Assim, eu e minha irmã conseguimos, depois de muito esforço, fazer aquele monstro apoiar-se em nós. Aos poucos passos fomos saindo da caverna com a água batendo em nossas canelas e o demônio sobre nós.
Só rezei à deusa que nos mantivesse viva até chegarmos à vila.

🔱

Muito tempo depois, no qual se tornava cada vez mais difícil caminhar, a fome nos assolava, e para variar o homem pesava muito. Não que fosse gordo, notei, mas sim tinha músculos bem definidos. O seu abdômen era formidável; em si, todo seu corpo era formidável, tirando o fato de que ele era um assassino e que estava nu.

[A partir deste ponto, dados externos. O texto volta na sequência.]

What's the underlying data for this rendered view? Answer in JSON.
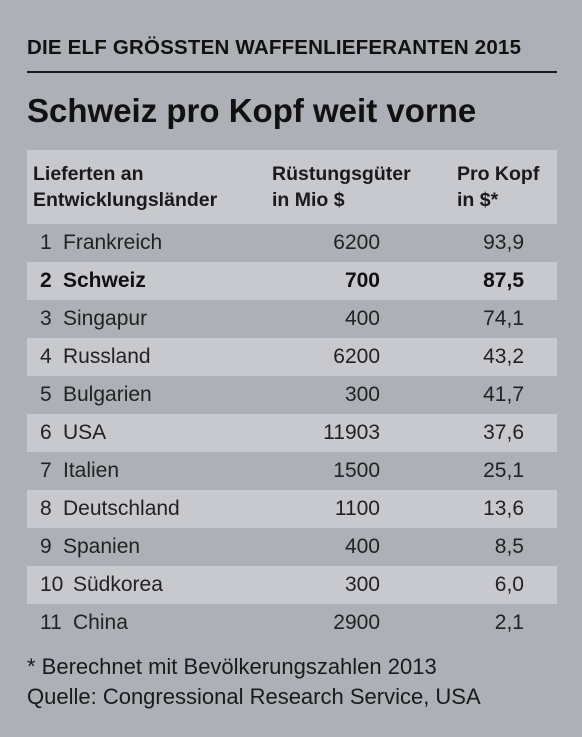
{
  "kicker": "DIE ELF GRÖSSTEN WAFFENLIEFERANTEN 2015",
  "title": "Schweiz pro Kopf weit vorne",
  "header": {
    "col1": [
      "Lieferten an",
      "Entwicklungsländer"
    ],
    "col2": [
      "Rüstungsgüter",
      "in Mio $"
    ],
    "col3": [
      "Pro Kopf",
      "in $*"
    ]
  },
  "chart_data": {
    "type": "table",
    "title": "Schweiz pro Kopf weit vorne",
    "columns": [
      "Lieferten an Entwicklungsländer",
      "Rüstungsgüter in Mio $",
      "Pro Kopf in $*"
    ],
    "rows": [
      {
        "rank": "1",
        "country": "Frankreich",
        "value": "6200",
        "per_capita": "93,9"
      },
      {
        "rank": "2",
        "country": "Schweiz",
        "value": "700",
        "per_capita": "87,5"
      },
      {
        "rank": "3",
        "country": "Singapur",
        "value": "400",
        "per_capita": "74,1"
      },
      {
        "rank": "4",
        "country": "Russland",
        "value": "6200",
        "per_capita": "43,2"
      },
      {
        "rank": "5",
        "country": "Bulgarien",
        "value": "300",
        "per_capita": "41,7"
      },
      {
        "rank": "6",
        "country": "USA",
        "value": "11903",
        "per_capita": "37,6"
      },
      {
        "rank": "7",
        "country": "Italien",
        "value": "1500",
        "per_capita": "25,1"
      },
      {
        "rank": "8",
        "country": "Deutschland",
        "value": "1100",
        "per_capita": "13,6"
      },
      {
        "rank": "9",
        "country": "Spanien",
        "value": "400",
        "per_capita": "8,5"
      },
      {
        "rank": "10",
        "country": "Südkorea",
        "value": "300",
        "per_capita": "6,0"
      },
      {
        "rank": "11",
        "country": "China",
        "value": "2900",
        "per_capita": "2,1"
      }
    ],
    "highlighted_row": "Schweiz"
  },
  "footnote": "* Berechnet mit Bevölkerungszahlen 2013",
  "source": "Quelle: Congressional Research Service, USA",
  "colors": {
    "background": "#aeb0b7",
    "stripe": "#c8c9cf",
    "text": "#1a1a1a"
  }
}
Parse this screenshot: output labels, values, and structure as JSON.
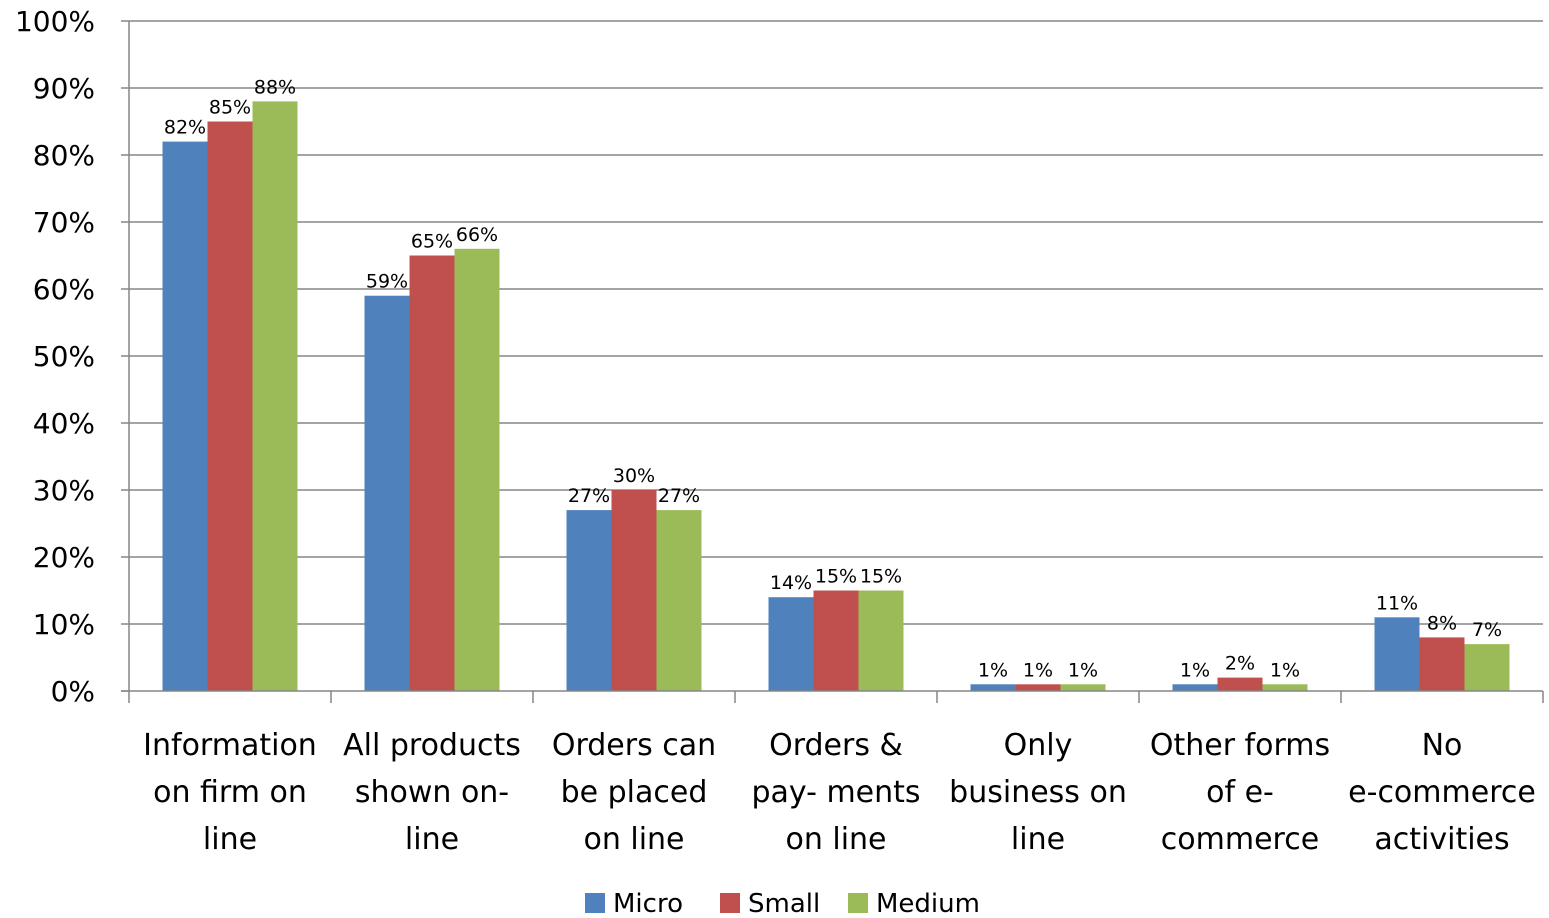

- Eu não consigo mais Menia! - Disse Jade suspirando e largando o homem, fazendo com que eu tivesse que aguentar todo seu peso.

- Jade! - tentei gritar quase indo ao chão, ao que ela, tão tapada, se deu conta de que não conseguiria com todo aquele peso e me ajudou. - Que tal... se a gente caminhar só mais um pouquinho... Eu acho que estou escutando algo... - sussurrei sentindo minha garganta seca.

- Okay. Mais um pouquinho e chega, vamos sentar e dormir por ai mesmo. - Jade disse apoiando o braço do brutamontes no seus ombros. Começamos a caminhar.
E finalmente quando estávamos a ponto de desistir, vimos luzes, parecia fogo, e onde havia fogo, havia pessoas.
Jade começou a gritar, e a luz parecia chegar cada vez mais perto, então vi que era uma tocha e que quem a carregava nada mais era do que Rozier.

- O que é isso?! - ele exclamou surpreso nos olhando. - O que...?

- Ajuda, por favor. - Implorou Jade, ao que Rozier chegou perto de nós e pegou o homem.

- Como é pesado! E quem é ele?

- Não sabemos, só precisamos levar ele à mama, ele está ferido nas costas. - Respondeu-lhe Jade.

- E febril. - Disse Rozier - a cabana da mama está perto; peguem-o dos braços que eu o seguro pelos pés.

- Sim senhor. - Respondi sorrindo a Rozier. - Obrigada.

- As ordens, eu acho... - ele disse dando de ombros e pegando os pés do homem. - Vamos lá garotas, vamos ajudar este pobre coitado.

Eu e Jade nos olhamos, acho que ambas pensamos o mesmo; de pobre coitado o monstro não tinha nada.